In quella “creatura bellissima”, così definita da Ettore Romagnoli, si sta svolgendo dal 9 maggio fino al 22 giugno il ciclo di rappresentazioni classiche composto dall’ Orestea (Agamennone, Coefore , Eumenidi) di Eschilo e dalla commedia di Aristofane le Vespe.
Il teatro greco di Siracusa quest’anno celebra il Centenario della nascita del Dramma Antico e il Centenario della prima rappresentazione, con l’Agamennone di Eschilo, che viene riproposta con la regia di Luca De Fusco. Il regista Daniele Salvo sta affrontando una sfida molto ardita portando in scena in un’unica sera due tragedie, infatti ha affermato: «Lo spettacolo Coefore-Eumenidi, in serata unica, vuole tracciare un percorso inedito: è una sfida alle Erinni del nostro tempo». La sua sfida è affrontata con la preziosa collaborazione di Arnaldo Pomodoro che ha ricostruito una scena onirica, che sembra riportare Oreste (Francesco Scianna) non solo nel passato, ma in un vero mondo lontano da qualsiasi realtà e in una dimensione priva di spazio e, soprattutto, di tempo. Le sue scelte e le sue azioni così diventano protagoniste di generazioni che superano ogni epoca.

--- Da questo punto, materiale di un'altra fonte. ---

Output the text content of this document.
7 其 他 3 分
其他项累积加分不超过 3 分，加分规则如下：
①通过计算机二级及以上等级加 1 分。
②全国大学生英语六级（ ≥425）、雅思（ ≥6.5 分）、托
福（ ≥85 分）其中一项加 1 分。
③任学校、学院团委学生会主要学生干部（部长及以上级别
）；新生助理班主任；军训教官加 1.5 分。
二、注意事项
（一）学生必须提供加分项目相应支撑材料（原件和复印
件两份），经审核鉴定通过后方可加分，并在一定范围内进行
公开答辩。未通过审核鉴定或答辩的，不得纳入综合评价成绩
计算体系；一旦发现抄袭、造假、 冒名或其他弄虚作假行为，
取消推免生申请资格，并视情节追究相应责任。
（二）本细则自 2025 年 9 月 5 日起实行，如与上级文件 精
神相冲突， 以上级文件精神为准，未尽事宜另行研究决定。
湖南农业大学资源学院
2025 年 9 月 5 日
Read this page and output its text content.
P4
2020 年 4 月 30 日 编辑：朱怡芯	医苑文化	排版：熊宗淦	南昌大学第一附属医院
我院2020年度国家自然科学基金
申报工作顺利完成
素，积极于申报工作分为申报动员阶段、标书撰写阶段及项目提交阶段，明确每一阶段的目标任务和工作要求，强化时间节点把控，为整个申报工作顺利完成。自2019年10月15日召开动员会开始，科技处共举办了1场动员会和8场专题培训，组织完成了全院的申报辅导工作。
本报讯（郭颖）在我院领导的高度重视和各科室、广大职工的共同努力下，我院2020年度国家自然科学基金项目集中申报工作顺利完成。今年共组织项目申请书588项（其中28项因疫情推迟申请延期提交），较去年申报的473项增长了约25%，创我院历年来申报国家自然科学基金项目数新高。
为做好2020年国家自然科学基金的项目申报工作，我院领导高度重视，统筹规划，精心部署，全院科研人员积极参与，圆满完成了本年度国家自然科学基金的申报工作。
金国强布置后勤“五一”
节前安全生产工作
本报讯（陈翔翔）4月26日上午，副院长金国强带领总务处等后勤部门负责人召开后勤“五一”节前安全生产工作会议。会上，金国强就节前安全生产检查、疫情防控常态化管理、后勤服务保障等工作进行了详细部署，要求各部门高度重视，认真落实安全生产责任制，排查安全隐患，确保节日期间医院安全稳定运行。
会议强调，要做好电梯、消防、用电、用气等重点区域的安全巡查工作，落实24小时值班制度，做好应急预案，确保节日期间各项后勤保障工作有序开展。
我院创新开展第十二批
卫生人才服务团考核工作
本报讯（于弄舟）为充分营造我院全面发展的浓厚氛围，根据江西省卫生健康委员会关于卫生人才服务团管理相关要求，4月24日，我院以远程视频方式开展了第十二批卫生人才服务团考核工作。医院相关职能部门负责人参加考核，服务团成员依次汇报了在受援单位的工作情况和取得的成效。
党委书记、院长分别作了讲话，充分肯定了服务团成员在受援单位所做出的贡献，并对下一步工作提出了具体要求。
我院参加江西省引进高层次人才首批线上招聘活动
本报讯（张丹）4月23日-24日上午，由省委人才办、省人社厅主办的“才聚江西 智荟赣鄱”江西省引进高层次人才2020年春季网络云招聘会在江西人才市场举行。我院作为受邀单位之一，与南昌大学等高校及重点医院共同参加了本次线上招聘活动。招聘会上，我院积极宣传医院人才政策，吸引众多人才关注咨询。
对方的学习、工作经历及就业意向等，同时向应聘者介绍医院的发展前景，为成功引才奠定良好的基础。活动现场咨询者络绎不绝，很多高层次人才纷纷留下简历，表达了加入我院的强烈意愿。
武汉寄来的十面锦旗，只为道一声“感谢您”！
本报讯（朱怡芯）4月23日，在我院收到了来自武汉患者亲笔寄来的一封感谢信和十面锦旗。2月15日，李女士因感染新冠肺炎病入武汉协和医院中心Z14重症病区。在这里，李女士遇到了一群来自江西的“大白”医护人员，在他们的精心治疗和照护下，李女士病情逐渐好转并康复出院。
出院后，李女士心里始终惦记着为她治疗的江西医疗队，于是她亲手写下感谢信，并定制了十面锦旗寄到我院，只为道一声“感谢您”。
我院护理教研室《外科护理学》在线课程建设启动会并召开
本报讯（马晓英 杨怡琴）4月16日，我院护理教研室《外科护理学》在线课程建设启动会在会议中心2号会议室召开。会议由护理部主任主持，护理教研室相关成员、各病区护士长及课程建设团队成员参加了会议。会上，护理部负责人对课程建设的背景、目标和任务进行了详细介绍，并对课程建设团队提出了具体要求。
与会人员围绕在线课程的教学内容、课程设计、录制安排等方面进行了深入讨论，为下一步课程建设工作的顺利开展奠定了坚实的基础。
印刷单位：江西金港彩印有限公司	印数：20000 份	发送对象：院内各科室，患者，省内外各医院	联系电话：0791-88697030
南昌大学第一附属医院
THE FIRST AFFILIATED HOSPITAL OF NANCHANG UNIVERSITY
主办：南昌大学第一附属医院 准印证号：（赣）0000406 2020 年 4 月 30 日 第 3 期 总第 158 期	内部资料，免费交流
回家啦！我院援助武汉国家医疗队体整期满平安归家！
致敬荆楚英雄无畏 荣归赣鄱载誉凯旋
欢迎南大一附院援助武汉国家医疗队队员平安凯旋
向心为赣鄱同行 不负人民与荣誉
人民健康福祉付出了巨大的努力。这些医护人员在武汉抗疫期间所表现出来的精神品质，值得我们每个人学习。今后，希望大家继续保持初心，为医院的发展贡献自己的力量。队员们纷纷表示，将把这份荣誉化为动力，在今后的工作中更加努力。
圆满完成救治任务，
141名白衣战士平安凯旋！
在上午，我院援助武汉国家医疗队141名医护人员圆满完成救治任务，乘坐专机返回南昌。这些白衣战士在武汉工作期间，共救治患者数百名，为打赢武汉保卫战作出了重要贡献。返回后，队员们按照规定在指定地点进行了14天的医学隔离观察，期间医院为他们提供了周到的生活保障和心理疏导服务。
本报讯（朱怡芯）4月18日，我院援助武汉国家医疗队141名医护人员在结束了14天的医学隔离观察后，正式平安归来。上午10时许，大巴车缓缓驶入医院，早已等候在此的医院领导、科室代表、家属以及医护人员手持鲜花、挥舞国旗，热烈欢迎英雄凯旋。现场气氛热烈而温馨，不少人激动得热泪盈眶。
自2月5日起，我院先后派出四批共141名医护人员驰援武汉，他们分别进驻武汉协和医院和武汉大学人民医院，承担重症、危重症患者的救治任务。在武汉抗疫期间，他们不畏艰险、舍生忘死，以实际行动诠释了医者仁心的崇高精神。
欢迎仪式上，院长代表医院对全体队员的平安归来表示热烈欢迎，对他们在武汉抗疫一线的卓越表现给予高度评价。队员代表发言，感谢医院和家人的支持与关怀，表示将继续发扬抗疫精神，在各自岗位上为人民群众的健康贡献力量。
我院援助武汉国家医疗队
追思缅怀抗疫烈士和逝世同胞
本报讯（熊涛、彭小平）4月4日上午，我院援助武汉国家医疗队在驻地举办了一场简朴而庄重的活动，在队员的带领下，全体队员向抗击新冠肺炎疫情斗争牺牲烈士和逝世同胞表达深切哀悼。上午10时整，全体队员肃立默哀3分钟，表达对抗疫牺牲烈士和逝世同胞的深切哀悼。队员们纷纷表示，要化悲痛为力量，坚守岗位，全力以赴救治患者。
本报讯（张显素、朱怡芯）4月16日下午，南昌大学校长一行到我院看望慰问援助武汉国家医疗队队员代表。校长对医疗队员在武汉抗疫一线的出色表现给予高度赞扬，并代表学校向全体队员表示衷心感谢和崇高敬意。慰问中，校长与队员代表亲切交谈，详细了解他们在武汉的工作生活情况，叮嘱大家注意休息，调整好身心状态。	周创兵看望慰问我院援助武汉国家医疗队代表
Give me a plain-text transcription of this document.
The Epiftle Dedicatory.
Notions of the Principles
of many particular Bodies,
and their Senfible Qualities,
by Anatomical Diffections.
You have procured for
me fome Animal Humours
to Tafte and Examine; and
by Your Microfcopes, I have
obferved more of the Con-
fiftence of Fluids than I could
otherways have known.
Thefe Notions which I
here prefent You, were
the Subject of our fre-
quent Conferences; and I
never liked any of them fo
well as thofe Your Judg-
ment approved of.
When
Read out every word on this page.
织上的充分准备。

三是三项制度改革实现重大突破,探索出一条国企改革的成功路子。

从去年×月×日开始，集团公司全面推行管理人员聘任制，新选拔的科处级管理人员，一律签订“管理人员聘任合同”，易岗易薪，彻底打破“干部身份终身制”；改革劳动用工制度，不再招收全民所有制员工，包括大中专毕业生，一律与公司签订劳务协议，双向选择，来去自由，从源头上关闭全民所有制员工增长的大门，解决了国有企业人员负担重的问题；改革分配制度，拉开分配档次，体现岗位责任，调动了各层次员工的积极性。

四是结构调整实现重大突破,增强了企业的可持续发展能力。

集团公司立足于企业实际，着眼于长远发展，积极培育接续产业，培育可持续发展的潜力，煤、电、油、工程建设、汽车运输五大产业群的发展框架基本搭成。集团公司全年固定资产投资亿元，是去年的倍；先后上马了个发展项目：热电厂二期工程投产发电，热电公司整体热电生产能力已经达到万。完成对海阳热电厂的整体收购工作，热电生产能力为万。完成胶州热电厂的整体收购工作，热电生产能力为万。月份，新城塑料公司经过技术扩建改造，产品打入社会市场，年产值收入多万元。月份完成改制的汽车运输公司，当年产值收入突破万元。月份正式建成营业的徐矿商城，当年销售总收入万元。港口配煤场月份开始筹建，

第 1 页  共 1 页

Il suo ritorno a casa ha già di fronte il dramma per la morte del padre Agamennone, ucciso dalla moglie Clitemnestra (Elisabetta Pozzi) e da Egisto (Graziano Piazza). Una catena di sangue che non è destinata a concludersi solo con la morte di Agamennone. Il tono luttuoso ritorna in scena non solo con il sangue di un lenzuolo, ma anche con l’uccisione dei due tiranni. Il pubblico assiste all’ omicidio di Clitemnestra, che perde la vita per mezzo delle mani del figlio. Oreste con l’aiuto della sorella Elettra (Francesca Ciocchetti) tende l’inganno ai due assassini, si macchia le mani con il sangue materno che gli provocherà angoscia e tormento. Le sue azioni sono circondate dal coro la cui centralità risiede nel movimento spasmodico del corpo. Una corporeità che investe i protagonisti e il pubblico, divenendo il tramite tra l’interiorità e la società. Donne la cui gestualità ripercorre il dolore, le cui urla sembrano dilagare senza un fine. Sono Coefore e poi Erinni per poi riprendere l’aspetto di Coefore, sono donne che si perdono e si ritrovano nei loro movimenti e in questi manifestano la contraddizione della vita, ma anche quel suo incanto. I loro gesti sono accompagnati dalle musiche di Marco Podda e dal canto di voci che ripercorrono la tragedia dell’uomo scaturita dalle scelte di questo. Quelle scelte che, nonostante causino dolore, morte e persecuzione, vengono risolte con il giudizio di un tribunale istituito appositamente alla fine della tragedia. Un tribunale che fondato da Atena (Piera Degli Esposti) diventa il primo della storia in cui il potere è impersonato non dagli dèi, ma dai cittadini migliori, che nello spettacolo sono rappresentati da uomini e donne giovani. Questa scelta del regista racchiude il messaggio catartico che la tragedia vuole lasciare nel cuore degli spettatori, la vittoria delle istituzioni, dell’uomo e della gioventù, talvolta condannata perché considerata una colpa.
Atena riesce a domare le Furie, le addomestica, addormentando in loro quell’ istintività che collega l’uomo all’ animale, ma si tratta di una tranquillità solo momentanea che porta il regista, e sicuramente tutti coloro che assistono alla nascita dello Stato di Diritto, a chiedersi «se c’è una speranza o la natura dell’uomo è irrimediabilmente corrotta?».